Among the three fiscal years 2007-2010, wind subsidies increased 10 fold. During the same time, wind production increased 175 percent. The Institute for Energy Research reports that to obtain such an increase, the taxpayer “paid $56 [for every megawatt hour of wind energy], compared to 64 cents for coal-fired and natural gas-fired generation.” In other words, investing in wind energy comes at a significant cost to taxpayers, much of which was funded by the stimulus.

In total, the tax credit which is set to expire has given wind companies a $1 billion per year tax break.  Yet even with this significant leg up, wind only made up 2.9% of U.S. energy production last year.

Wyden argues ending the tax credit will result in a reduction of 37,000 jobs in the wind industry, yet have wind subsidies effectively created jobs for Americans?
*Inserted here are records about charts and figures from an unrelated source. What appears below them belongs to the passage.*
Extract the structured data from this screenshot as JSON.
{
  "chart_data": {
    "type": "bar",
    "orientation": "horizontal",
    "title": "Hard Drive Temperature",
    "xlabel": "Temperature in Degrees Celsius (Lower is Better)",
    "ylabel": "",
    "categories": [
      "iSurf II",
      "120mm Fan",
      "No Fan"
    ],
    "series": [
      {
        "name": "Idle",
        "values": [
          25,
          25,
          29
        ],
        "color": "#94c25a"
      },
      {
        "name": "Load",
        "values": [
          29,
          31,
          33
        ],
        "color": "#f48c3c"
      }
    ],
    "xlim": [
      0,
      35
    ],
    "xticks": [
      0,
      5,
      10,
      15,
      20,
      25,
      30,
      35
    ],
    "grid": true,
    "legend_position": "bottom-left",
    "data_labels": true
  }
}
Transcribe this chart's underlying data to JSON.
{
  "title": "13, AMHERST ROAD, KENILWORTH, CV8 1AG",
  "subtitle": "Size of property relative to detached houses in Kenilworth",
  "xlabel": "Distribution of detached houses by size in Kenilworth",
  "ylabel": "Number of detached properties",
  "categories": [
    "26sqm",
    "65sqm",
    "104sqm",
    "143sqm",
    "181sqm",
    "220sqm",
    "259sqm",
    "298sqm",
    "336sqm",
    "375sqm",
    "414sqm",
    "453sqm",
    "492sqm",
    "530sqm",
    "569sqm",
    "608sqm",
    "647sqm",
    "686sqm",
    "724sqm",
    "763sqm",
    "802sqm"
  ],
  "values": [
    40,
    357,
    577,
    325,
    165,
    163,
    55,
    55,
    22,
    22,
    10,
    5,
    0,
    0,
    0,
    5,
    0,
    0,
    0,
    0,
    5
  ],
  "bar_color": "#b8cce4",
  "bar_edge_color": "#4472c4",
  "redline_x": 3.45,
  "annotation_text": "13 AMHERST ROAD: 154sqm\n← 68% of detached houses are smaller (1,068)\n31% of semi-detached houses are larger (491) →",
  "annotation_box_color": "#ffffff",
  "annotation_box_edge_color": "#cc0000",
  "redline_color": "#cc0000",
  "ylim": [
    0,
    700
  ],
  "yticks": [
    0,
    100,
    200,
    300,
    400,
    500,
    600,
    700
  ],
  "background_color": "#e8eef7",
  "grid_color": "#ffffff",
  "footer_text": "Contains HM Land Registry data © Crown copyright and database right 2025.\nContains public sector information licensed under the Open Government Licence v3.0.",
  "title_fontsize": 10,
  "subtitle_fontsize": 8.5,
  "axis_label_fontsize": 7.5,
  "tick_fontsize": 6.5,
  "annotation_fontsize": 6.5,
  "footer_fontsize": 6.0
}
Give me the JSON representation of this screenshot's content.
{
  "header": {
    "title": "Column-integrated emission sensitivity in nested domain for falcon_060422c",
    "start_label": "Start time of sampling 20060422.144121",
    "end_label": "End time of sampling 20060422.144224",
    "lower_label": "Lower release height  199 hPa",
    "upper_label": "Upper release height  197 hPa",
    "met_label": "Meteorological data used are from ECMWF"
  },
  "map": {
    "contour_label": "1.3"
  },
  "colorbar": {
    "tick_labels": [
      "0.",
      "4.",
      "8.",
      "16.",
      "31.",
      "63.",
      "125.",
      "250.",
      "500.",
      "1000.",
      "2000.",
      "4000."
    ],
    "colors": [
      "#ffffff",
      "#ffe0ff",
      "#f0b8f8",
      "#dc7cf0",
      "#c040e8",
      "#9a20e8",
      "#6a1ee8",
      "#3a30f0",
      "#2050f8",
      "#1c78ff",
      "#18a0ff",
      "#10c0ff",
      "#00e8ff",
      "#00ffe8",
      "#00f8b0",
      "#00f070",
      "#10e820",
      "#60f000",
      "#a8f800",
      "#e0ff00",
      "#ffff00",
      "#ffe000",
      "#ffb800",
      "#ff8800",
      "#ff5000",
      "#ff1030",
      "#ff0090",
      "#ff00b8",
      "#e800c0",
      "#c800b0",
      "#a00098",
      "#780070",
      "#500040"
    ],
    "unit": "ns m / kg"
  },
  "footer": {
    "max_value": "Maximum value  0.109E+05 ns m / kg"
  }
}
The Institute for Energy Research explains that the whole push for green job creation has fallen rather short:

In 2008, Presidential Candidate Obama promised to create 5 million green energy jobs over 10 years by investing in solar, wind and other renewable energy sources. Yet by 2010, according to the White House, only 225,000 green jobs had resulted from the stimulus program although his 2009 economic-stimulus plan spent a record $90 billion on clean energy.

It’s worth noting that the President has claimed that the wind industry supports 75,000, 37,000 of which are jeopardized by the sun setting of the tax credit.  That’s a pretty troubling window into just how depended the industry is on government favors and an unlevelled playing field.

Furthermore, while the administration decries the loss of wind energy jobs, the EPA has pursued aggressive new regulations targeting the coal industry, which the United Mine Workers of America claim leads to the loss of 50,000 jobs and indirectly 250,000 jobs.  Somehow the Obama Administration is unmoved by concern for these jobs.

Senator Wyden has a point that oil companies reap massive tax subsidies that give them an unfair advantage in the energy market. Yet it makes little sense to fix this imbalance by instituting further subsidies for specific energy sectors and not others. Instead, removing excessive subsidies for both oil and wind—and any other corporate entity out there that’s getting special government favors–would level the free-market playing field in a manner that addresses both inequity and our fiscal crisis.